Attentional functions of cortical cholinergic inputs: What does it mean for learning and memory?
Neurobiology of Learning and Memory, 2003
The hypothesis that cortical cholinergic inputs mediate attentional functions and capacities has been extensively substantiated by experiments assessing the attentional effects of specific cholinotoxic lesions of cortical cholinergic inputs, attentional performanceassociated cortical acetylcholine release, and the effects of pharmacological manipulations of the excitability of basal forebrain corticopetal cholinergic projections on attentional performance.
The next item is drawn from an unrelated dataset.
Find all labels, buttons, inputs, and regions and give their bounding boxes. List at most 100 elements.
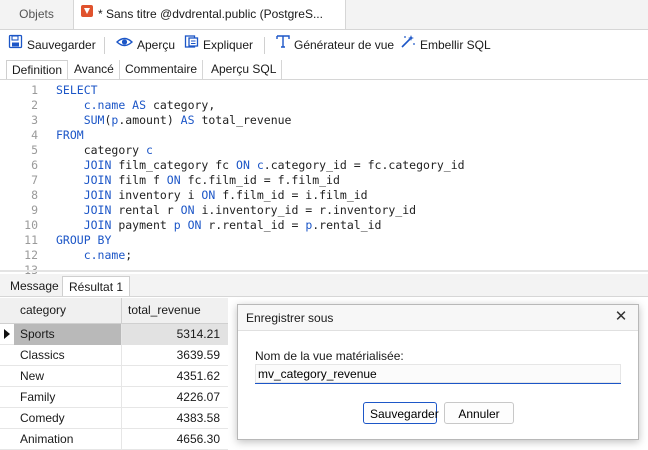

At the same time, numerous animal experiments have suggested that the integrity of cortical cholinergic inputs is not necessary for learning and memory, and a dissociation between the role of the cortical cholinergic input system in attentional functions and in learning and memory has been proposed. We speculate that this dissociation is due, at least in part, to the use of standard animal behavioral tests for the assessment of learning and memory which do not sufficiently tax defined attentional functions. Attentional processes and the allocation of attentional capacities would be expected to influence the efficacy of the acquisition and recall of declarative information and therefore, persistent abnormalities in the regulation of the cortical cholinergic input system may yield escalating impairments in learning and memory. Furthermore, the cognitive effects of loss of cortical cholinergic inputs are augmented by the disruption of the top-down regulation of attentional functions that normally acts to optimize information processing in posterior cortical areas. Because cortical cholinergic inputs play an integral role in the mediation of attentional processing, the activity of cortical cholinergic inputs is hypothesized to also determine the efficacy of learning and memory. (M. Sarter). 1 The sensitivity of the methods used in these early studies is remarkable; for example, Celesia and Jaspers were able to detect approximately 100 pmol of ACh. 2 The term BF refers to the corticopetal neurons arising from the nucleus basalis of Meynert and the substantia innominata.